I can get a decent two course meal for around £15 a head, plus drinks here and I don’t doubt I could probably eat until I split if I converted that to Dollars and hit a half decent restaurant outside of the tourist traps in any US city.

I was using the extreme case as a pedagogical device. You should probably let Hanzii know one is supposed to tip in the U.K., although I would not consider restaurants which add 10% to the price, and that’s all one is supposed to tip, to be “tipping.” That’s equivalent to no tipping and 10% higher prices than those listed on the menu. (The same thing irritates me at North American restaurants which add 18% or something for parties of eight or more – mandatory gratuity is a contradiction.) There needs to be an gift-giving relationship for tipping to work as an incentive.
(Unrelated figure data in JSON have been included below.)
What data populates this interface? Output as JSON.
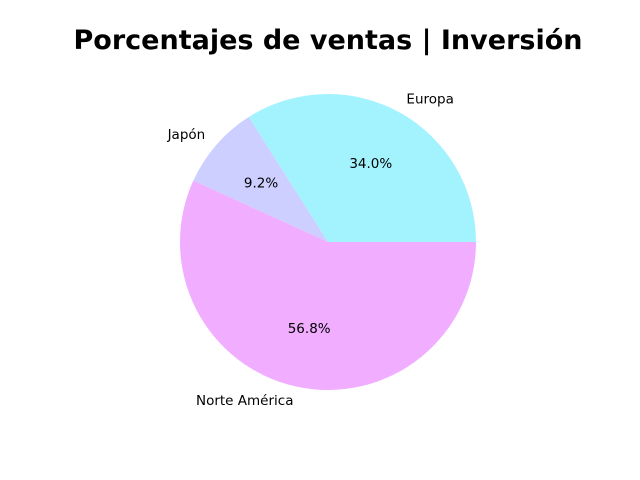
{
  "chart_data": {
    "type": "pie",
    "title": "Porcentajes de ventas | Inversión",
    "categories": [
      "Europa",
      "Japón",
      "Norte América"
    ],
    "values": [
      34.0,
      9.2,
      56.8
    ],
    "percent_labels": [
      "34.0%",
      "9.2%",
      "56.8%"
    ],
    "colors": [
      "#a3f3ff",
      "#cccfff",
      "#f1adff"
    ],
    "start_angle_deg": 0,
    "direction": "counterclockwise"
  }
}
As for being expensive, well the UK is expensive generally compared to most of Europe let alone the US, even when the £/$ exchange rate isn’t running at what it is at the moment.
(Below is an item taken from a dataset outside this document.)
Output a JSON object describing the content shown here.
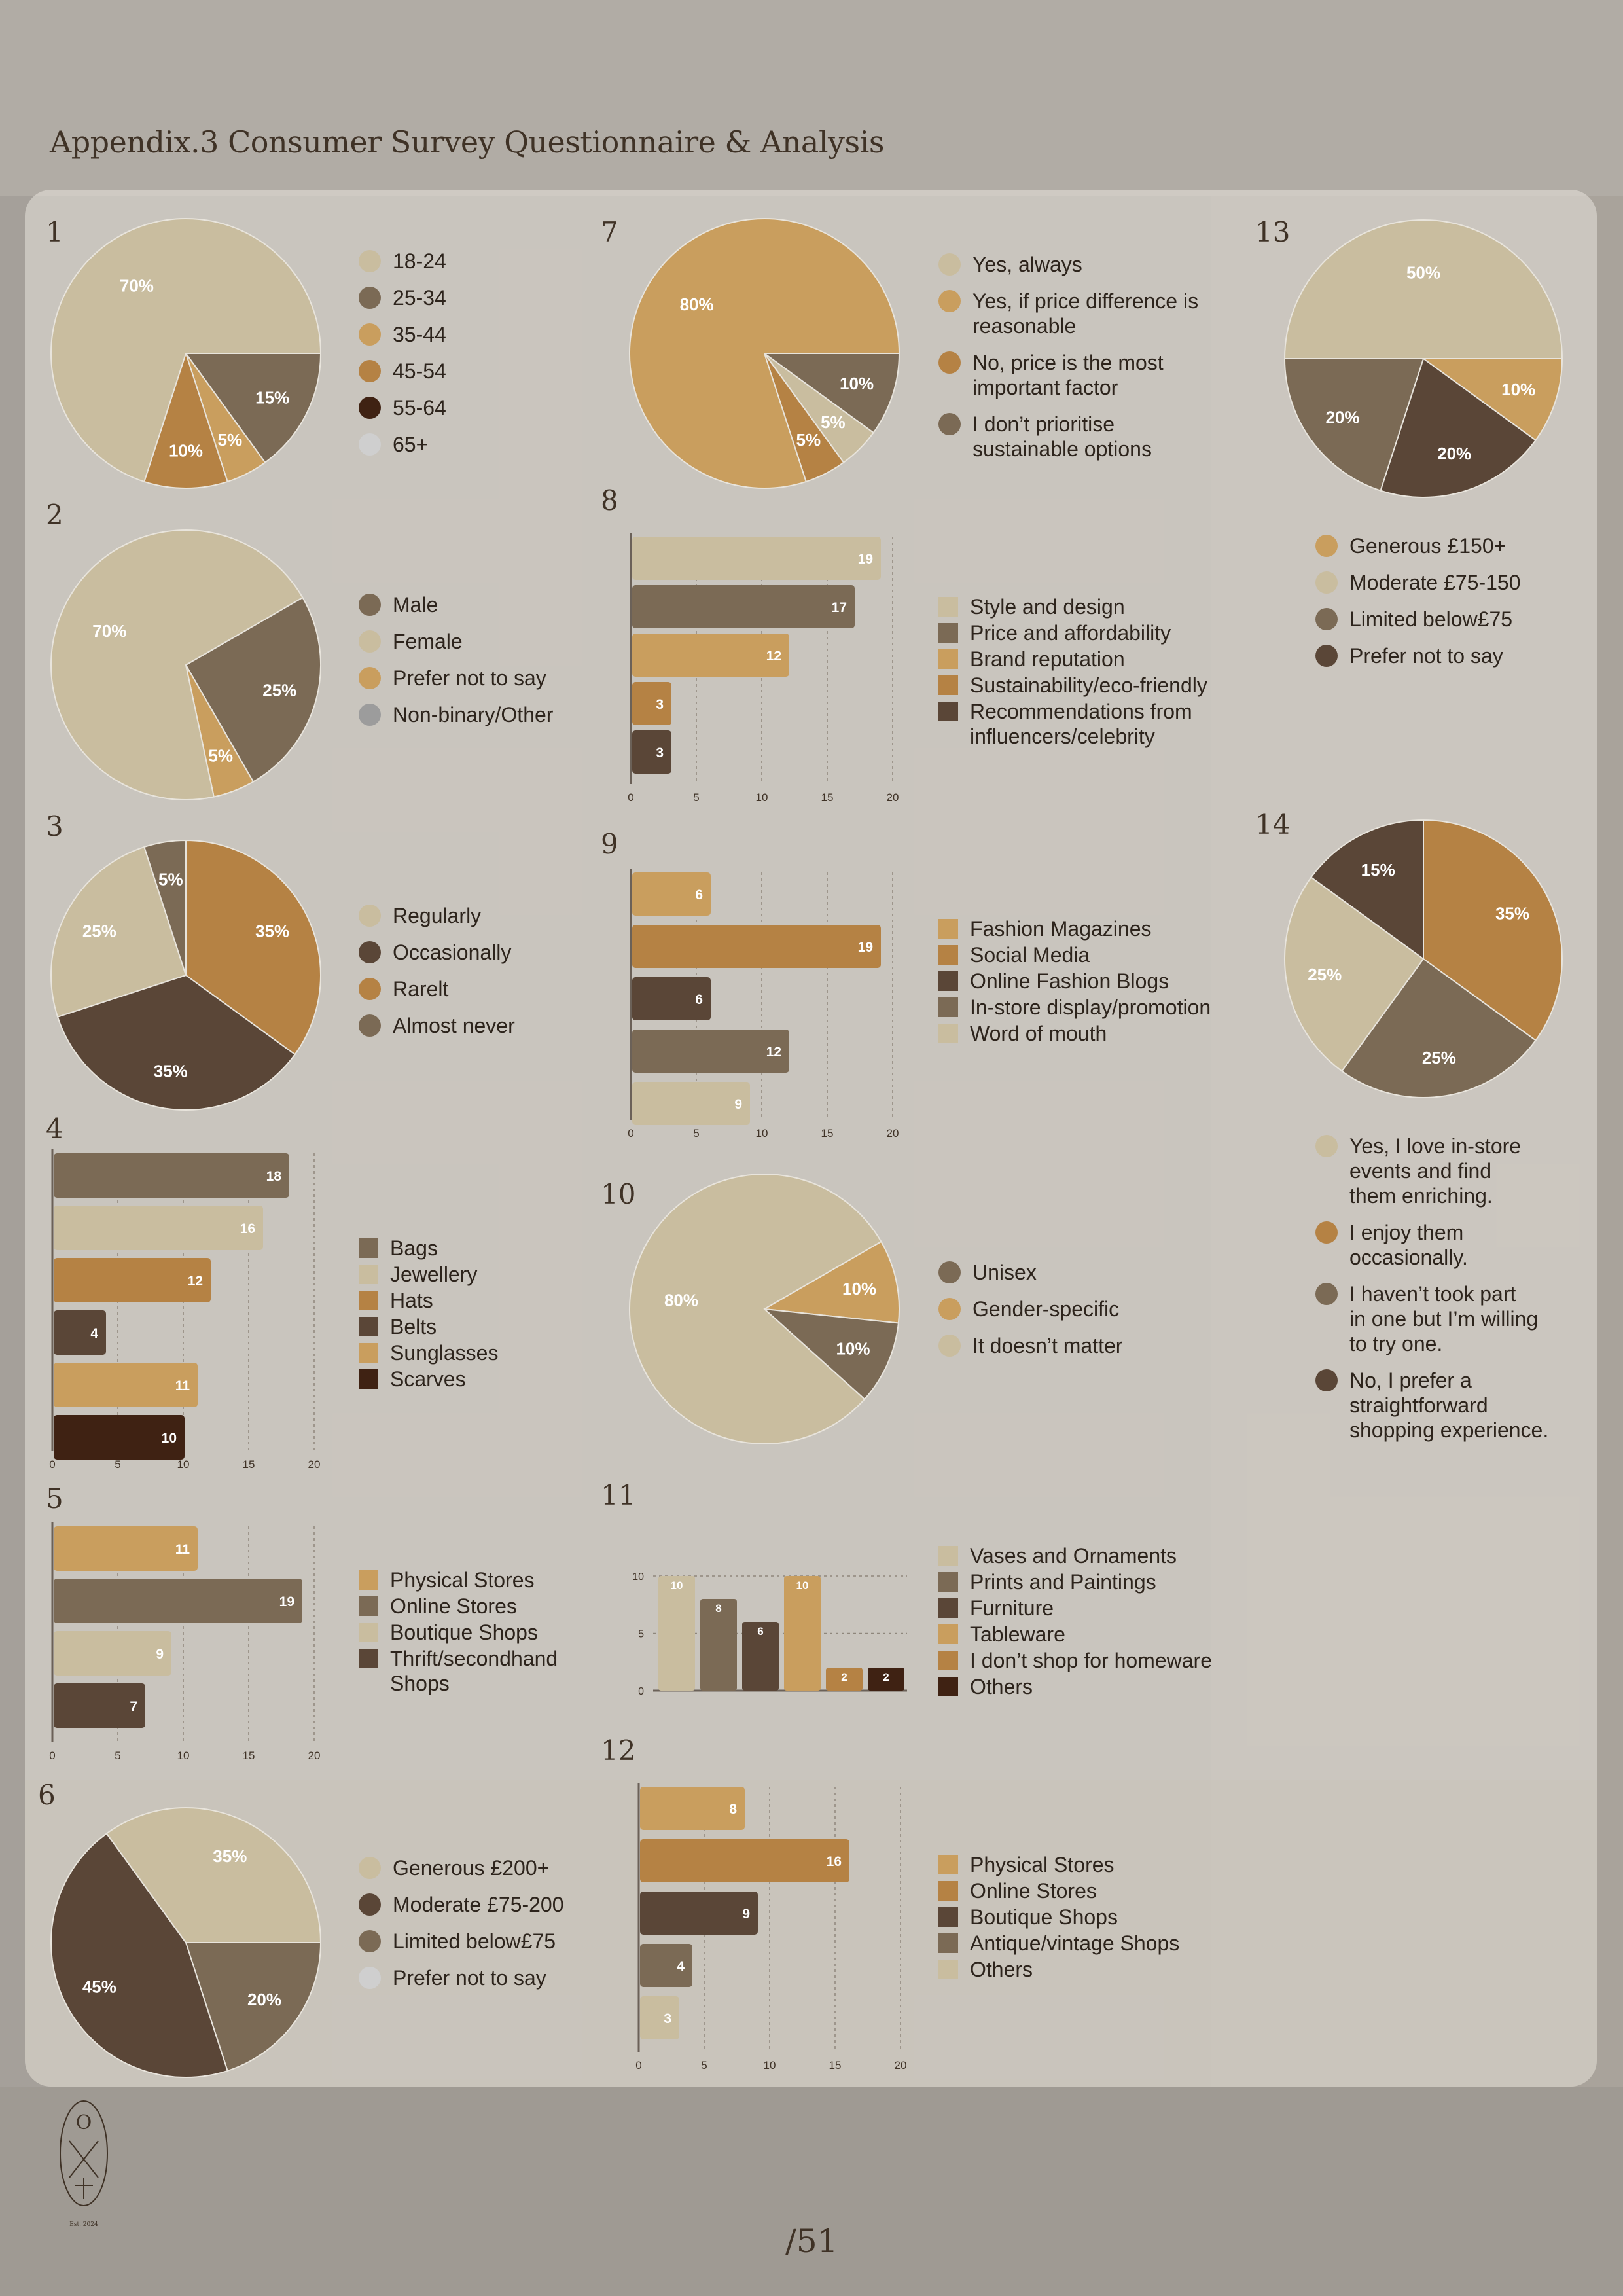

So? That still means the food in the U.K. is too expensive for the quality, or, equivalently, too low quality given the price. You’re simply agreeing that the food in the U.K. sucks and offering a reason why that’s so.

Not necessarily a great argument. By that logic, food in the U.S. is overpriced/underquality relative to, say, food in Mexico or Brazil or some other place where price levels are generally lower than in the U.S.

If taxes and other costs drive up prices of all goods and services in the U.K. relative to the U.S., it’s unfair to lambaste U.K. restaurants in particular about it.

Even within the U.S., I’d guess that the average U.S. hourly wage goes a lot further now than it did 100 years ago in terms of restaurant food purchasing power. Therefore, people ate out less 100 years ago, and there were presumably far fewer restaurants per-capita back then, too. But were those restaurants poorer quality than today’s restaurants? Possibly, possibly not…

No, I’m agreeing that it’s expensive to someone outside the UK. Your currency is worth half ours and goes twice as far, but then we don’t control 40% of the world economy so buying things as a nation, let alone individually costs us more, we also tax the shit out of everything to pay for foibles like the NHS.

Thanks for the… interesting macroeconomic theories. Wow.

I am glad that you agree that for a given amount of money, one gets worse food in the U.K. I think that culinary traditions in the U.K. (“chicken boiled in Pataki’s tinned curry sauce and a beer for $40? Sign me up!”) have more to do with the problem than exchange rates, but it doesn’t really matter, does it?

Moronic? You’re an idiot.

Nah, I’m great at finding stuff. But the low to mid-priced stuff that I found was invariably crappy. The price range I’m talking about is 10 to 20 pounds, fyi.

If you want good cheap eats in the UK, just go for a curry. By which I mean proper home-grown British-Indian, not one of those poncy ‘authentic Indian’ places, which will usually claim to be able to to provide dishes from fifteen different ‘authentic’ traditions, but will fail at all of them.

Outside of general employee/tax/accounting/supplier issue it all comes down to getting people into the doors and getting people to come back which is accounted by atmosphere. For example, one of the fastest profiting restaurants I’ve ever seen is a hybrid similar to this one.

It’s a Mexican restaurant that is also a butcher as well as a pub. It’s marketed as a butchery that sells high quality meats at very affordable pricing but they specialize in mexican food. Also it has bigscreen TV’s with full soccer coverage. Campos is literally standing room only during most Saturday’s and Sunday’s and everyone has a taco and beer in hand.

Identifying your market, your target audience, your atmosphere and it’s marketability are all things you should have decided before you put down a nickle and starting your own kitchen.

Also, like another poster said, you will be investing an incredible amount of time, especially in the beginning. If you are married and/or have children you should prep them by telling them they probably won’t be seeing much of you for at least a year. Also you might want to take an honest look at your own stress management in order to be fully prepared for what it will take to persevere through your first year of business.